To calculate the interest, we need to determine the unpaid balance from the previous month. Since it's the first month, the unpaid balance is $5,000. The interest for the first month is 1% of $5,000, which is $50.

Step 2: Calculate the payment for the first month.
The payment for the first month is the monthly payment ($250) plus the interest ($50), which gives us a total payment of $300.

Step 3: Calculate the unpaid balance after the first month.
To calculate the unpaid balance after the first month, subtract the payment ($300) from the previous month's unpaid balance ($5,000), which gives us $4,700.

Step 4: Repeat steps 1-3 for the subsequent months.
Using the result from Step 3 as the unpaid balance for the next month, we can calculate the interest and payment for the second month.

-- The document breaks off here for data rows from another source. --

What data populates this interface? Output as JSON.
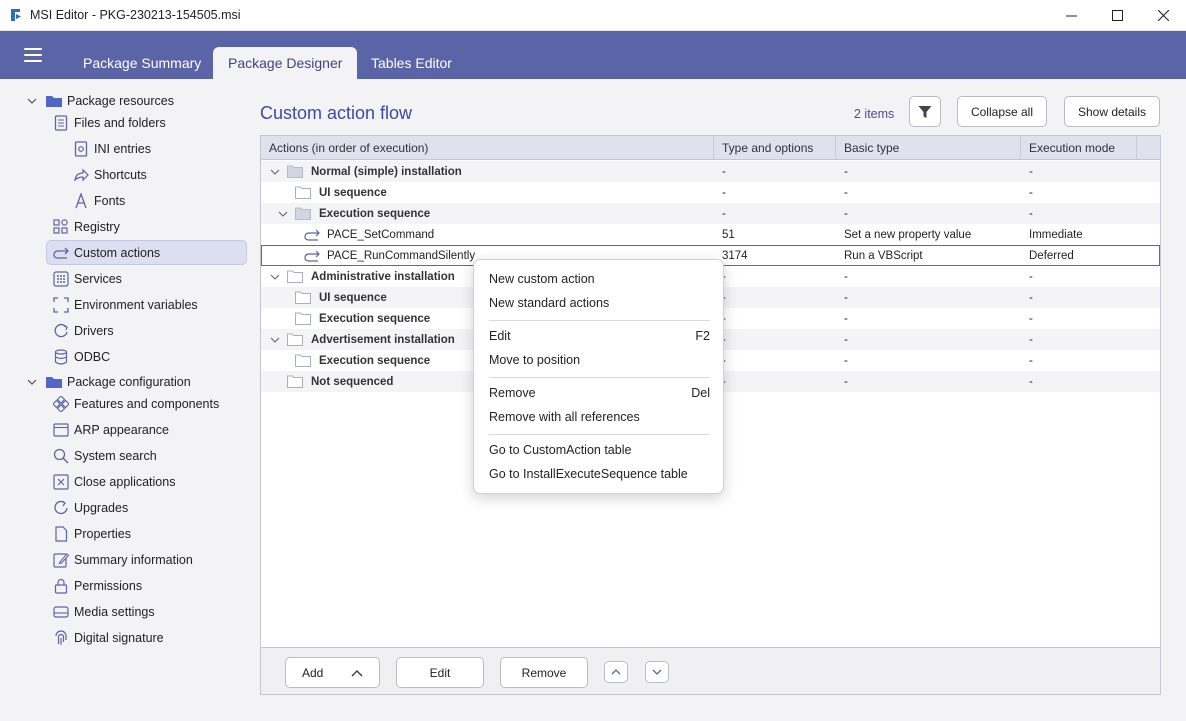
{
  "window": {
    "title": "MSI Editor - PKG-230213-154505.msi"
  },
  "tabs": [
    {
      "label": "Package Summary"
    },
    {
      "label": "Package Designer"
    },
    {
      "label": "Tables Editor"
    }
  ],
  "sidebar": {
    "items": [
      {
        "label": "Package resources"
      },
      {
        "label": "Files and folders"
      },
      {
        "label": "INI entries"
      },
      {
        "label": "Shortcuts"
      },
      {
        "label": "Fonts"
      },
      {
        "label": "Registry"
      },
      {
        "label": "Custom actions"
      },
      {
        "label": "Services"
      },
      {
        "label": "Environment variables"
      },
      {
        "label": "Drivers"
      },
      {
        "label": "ODBC"
      },
      {
        "label": "Package configuration"
      },
      {
        "label": "Features and components"
      },
      {
        "label": "ARP appearance"
      },
      {
        "label": "System search"
      },
      {
        "label": "Close applications"
      },
      {
        "label": "Upgrades"
      },
      {
        "label": "Properties"
      },
      {
        "label": "Summary information"
      },
      {
        "label": "Permissions"
      },
      {
        "label": "Media settings"
      },
      {
        "label": "Digital signature"
      }
    ]
  },
  "main": {
    "title": "Custom action flow",
    "count": "2 items",
    "collapse_all": "Collapse all",
    "show_details": "Show details"
  },
  "table": {
    "columns": [
      "Actions (in order of execution)",
      "Type and options",
      "Basic type",
      "Execution mode"
    ],
    "rows": [
      {
        "name": "Normal (simple) installation",
        "type": "-",
        "basic": "-",
        "mode": "-"
      },
      {
        "name": "UI sequence",
        "type": "-",
        "basic": "-",
        "mode": "-"
      },
      {
        "name": "Execution sequence",
        "type": "-",
        "basic": "-",
        "mode": "-"
      },
      {
        "name": "PACE_SetCommand",
        "type": "51",
        "basic": "Set a new property value",
        "mode": "Immediate"
      },
      {
        "name": "PACE_RunCommandSilently",
        "type": "3174",
        "basic": "Run a VBScript",
        "mode": "Deferred"
      },
      {
        "name": "Administrative installation",
        "type": "-",
        "basic": "-",
        "mode": "-"
      },
      {
        "name": "UI sequence",
        "type": "-",
        "basic": "-",
        "mode": "-"
      },
      {
        "name": "Execution sequence",
        "type": "-",
        "basic": "-",
        "mode": "-"
      },
      {
        "name": "Advertisement installation",
        "type": "-",
        "basic": "-",
        "mode": "-"
      },
      {
        "name": "Execution sequence",
        "type": "-",
        "basic": "-",
        "mode": "-"
      },
      {
        "name": "Not sequenced",
        "type": "-",
        "basic": "-",
        "mode": "-"
      }
    ]
  },
  "footer": {
    "add": "Add",
    "edit": "Edit",
    "remove": "Remove"
  },
  "context_menu": {
    "new_custom": "New custom action",
    "new_standard": "New standard actions",
    "edit": "Edit",
    "edit_key": "F2",
    "move": "Move to position",
    "remove": "Remove",
    "remove_key": "Del",
    "remove_all": "Remove with all references",
    "goto_ca": "Go to CustomAction table",
    "goto_ies": "Go to InstallExecuteSequence table"
  },
  "colors": {
    "accent": "#5b64a6",
    "title_blue": "#3c4aa0",
    "selection": "#dcdff0"
  }
}
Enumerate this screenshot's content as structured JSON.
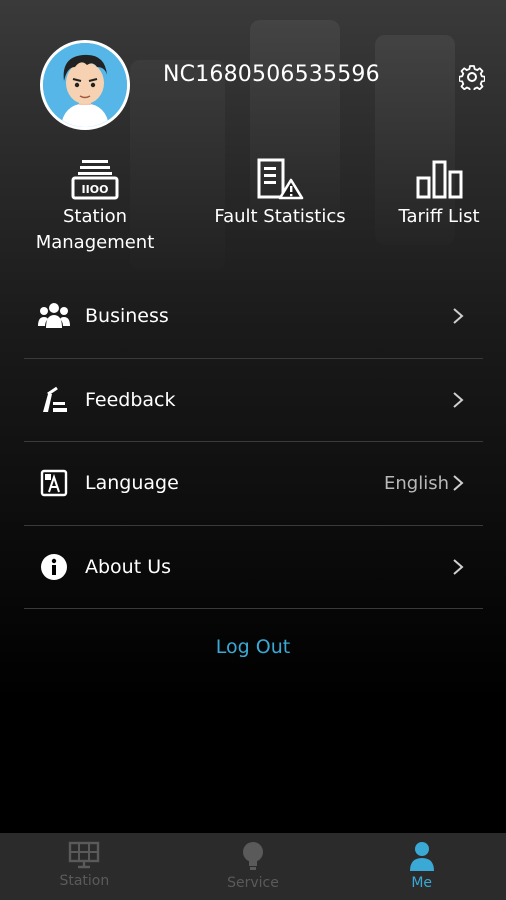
{
  "header": {
    "username": "NC1680506535596"
  },
  "quick_actions": [
    {
      "label_line1": "Station",
      "label_line2": "Management",
      "icon": "station-management-icon"
    },
    {
      "label_line1": "Fault Statistics",
      "icon": "fault-statistics-icon"
    },
    {
      "label_line1": "Tariff List",
      "icon": "tariff-list-icon"
    }
  ],
  "menu": [
    {
      "label": "Business",
      "icon": "business-icon",
      "value": ""
    },
    {
      "label": "Feedback",
      "icon": "feedback-icon",
      "value": ""
    },
    {
      "label": "Language",
      "icon": "language-icon",
      "value": "English"
    },
    {
      "label": "About Us",
      "icon": "info-icon",
      "value": ""
    }
  ],
  "logout_label": "Log Out",
  "tabbar": [
    {
      "label": "Station",
      "icon": "solar-panel-icon",
      "active": false
    },
    {
      "label": "Service",
      "icon": "lightbulb-icon",
      "active": false
    },
    {
      "label": "Me",
      "icon": "person-icon",
      "active": true
    }
  ],
  "colors": {
    "accent": "#3aa9d6",
    "inactive_tab": "#5a5a5a",
    "divider": "#3a3a3a",
    "tabbar_bg": "#2b2b2b"
  }
}
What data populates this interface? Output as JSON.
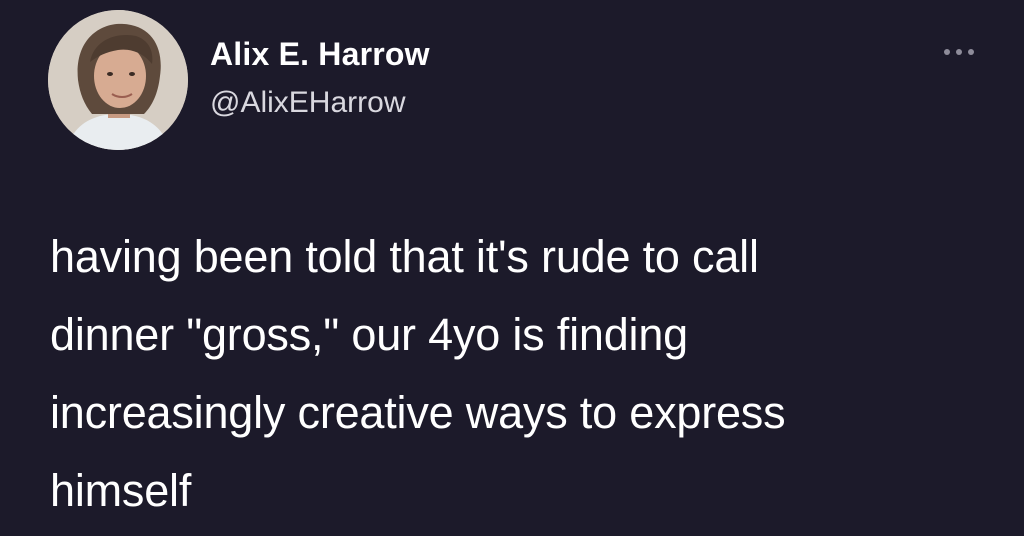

Repeat this process for each subsequent month.

Month 2:
Unpaid balance = $4,700
Interest for the second month: 1% of $4,700 = $47
Payment for the second month: $250 + $47 = $297
Unpaid balance after the second month: $4,700 - $297 = $4,403

Month 3:
Unpaid balance = $4,403
Interest for the third month: 1% of $4,403 = $44.03
Payment for the third month: $250 + $44.03 = $294.03
Unpaid balance after the third month: $4,403 - $294.03 = $4,108.97

Continue this process for the remaining months of the first year.

For part (b) - finding the total amount of interest paid over the term of the loan:
To calculate the total interest paid over the term of the loan, sum up the interest paid for each month.
For example, to find the interest paid in the first year, add up the interest paid in each of the twelve months.

Interest paid in the first month = $50
Interest paid in the second month = $47
Interest paid in the third month = $44.03
...
Interest paid in the twelfth month = $5.49

Add up these amounts to find the total interest paid over the first year, and repeat the process for subsequent years, if necessary.

Once you have calculated the interest paid over the entire term, you can get the answer to part (b) of the question.